In late October, around 20 boulder problems in Little Cottonwood Canyon, outside Salt Lake City, had holds at or below eye level removed, damaged, or otherwise altered in a single malicious event.
“I want to clarify: This was absolutely not chipping. This person was not trying to make the climbs easier or harder. It was just absolute, violent, destructive vandalism,” said local Mike Beck in a Salt Lake Climber’s Alliance (SLCA) blog post.
Though the community and SLCA have spent thousands of dollars to remedy graffiti and other forms of vandalism in the area, this act targets climbers and is an issue that money can’t fix. The list of altered problems includes classic climbs ranging from V2 to V11, many of them popular projects for locals. All of the problems remain climbable. Some are now easier.

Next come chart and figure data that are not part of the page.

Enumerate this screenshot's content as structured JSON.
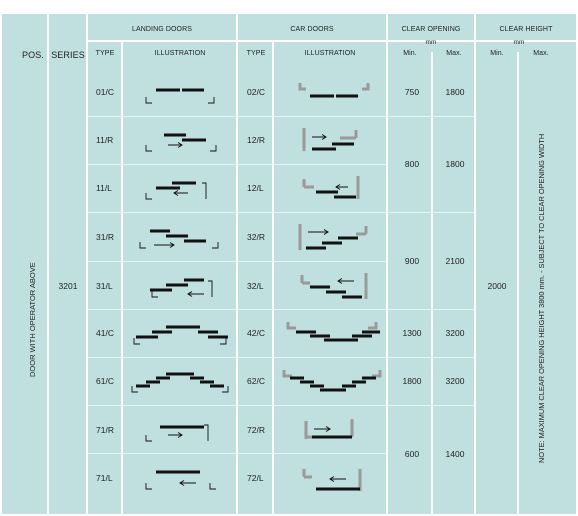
{
  "headers": {
    "pos": "POS.",
    "series": "SERIES",
    "landing_doors": "LANDING DOORS",
    "car_doors": "CAR DOORS",
    "clear_opening": "CLEAR OPENING",
    "clear_height": "CLEAR HEIGHT",
    "unit_mm": "mm",
    "type": "TYPE",
    "illustration": "ILLUSTRATION",
    "min": "Min.",
    "max": "Max."
  },
  "position_label": "DOOR WITH OPERATOR ABOVE",
  "series_value": "3201",
  "clear_height_value": "2000",
  "note": "NOTE: MAXIMUM CLEAR OPENING HEIGHT 3800 mm. - SUBJECT TO CLEAR OPENING WIDTH",
  "rows": [
    {
      "landing_type": "01/C",
      "car_type": "02/C"
    },
    {
      "landing_type": "11/R",
      "car_type": "12/R"
    },
    {
      "landing_type": "11/L",
      "car_type": "12/L"
    },
    {
      "landing_type": "31/R",
      "car_type": "32/R"
    },
    {
      "landing_type": "31/L",
      "car_type": "32/L"
    },
    {
      "landing_type": "41/C",
      "car_type": "42/C"
    },
    {
      "landing_type": "61/C",
      "car_type": "62/C"
    },
    {
      "landing_type": "71/R",
      "car_type": "72/R"
    },
    {
      "landing_type": "71/L",
      "car_type": "72/L"
    }
  ],
  "clear_opening": [
    {
      "min": "750",
      "max": "1800"
    },
    {
      "min": "800",
      "max": "1800"
    },
    {
      "min": "900",
      "max": "2100"
    },
    {
      "min": "1300",
      "max": "3200"
    },
    {
      "min": "1800",
      "max": "3200"
    },
    {
      "min": "600",
      "max": "1400"
    }
  ]
}
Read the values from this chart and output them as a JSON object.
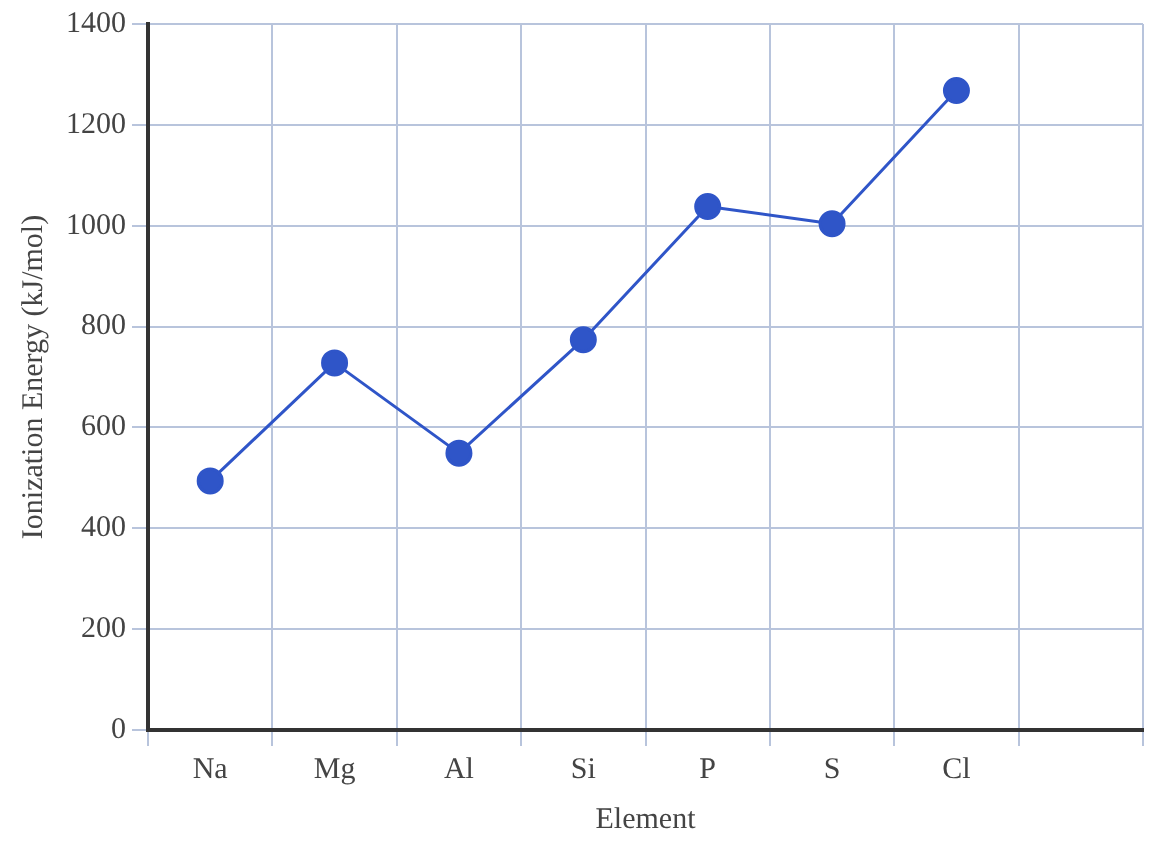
{
  "chart_data": {
    "type": "line",
    "xlabel": "Element",
    "ylabel": "Ionization Energy (kJ/mol)",
    "categories": [
      "Na",
      "Mg",
      "Al",
      "Si",
      "P",
      "S",
      "Cl",
      null
    ],
    "series": [
      {
        "color": "#2f55c8",
        "values": [
          494,
          728,
          549,
          774,
          1038,
          1004,
          1268,
          null
        ]
      }
    ],
    "ylim": [
      0,
      1400
    ],
    "yticks": [
      0,
      200,
      400,
      600,
      800,
      1000,
      1200,
      1400
    ],
    "grid": true,
    "marker": "circle",
    "legend": false
  }
}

While Salt Lake City climbers struggle to understand why Little Cottonwood Canyon was assaulted, the motives for chipping in Las Vegas last year were clear. Meadowlark Lemon (V14) had its crux hold altered to make the problem easier.
Paul Robinson completed the first ascent of Meadowlark in 2012. “Five stars is an understatement for this incredible boulder,” he wrote on 27crags.com. Since then it’s gained a reputation as one of the most aesthetic lines at the grade, and helped fuel the development of hard boulders in Red Rock’s many canyons.
“It’s for sure more of a loss for the community. I don’t know anyone who had anything bad to say about that boulder. It is perfect and it is so sad to now see it ruined for everyone else in the future,” said Robinson.
The alteration was first discovered by Ethan Pringle while he was brushing holds to show the route to friends.
“The crux left hand sloper, the hold that makes the crux move so difficult, had been manipulated, enhanced, manufactured, into a little incut edge,” Pringle said on Instagram. “Surprise turned quickly into sadness, sadness turned into frustration and frustration into anger.”
No one has taken responsibility for either act of vandalism, but the community’s response to both has been unanimous: It’s unacceptable to alter the rock.
Paul Robinson summed up the sentiment: “I was amazed that someone would have chipped this boulder. If you are climbing at that grade there is no excuse whatsoever.”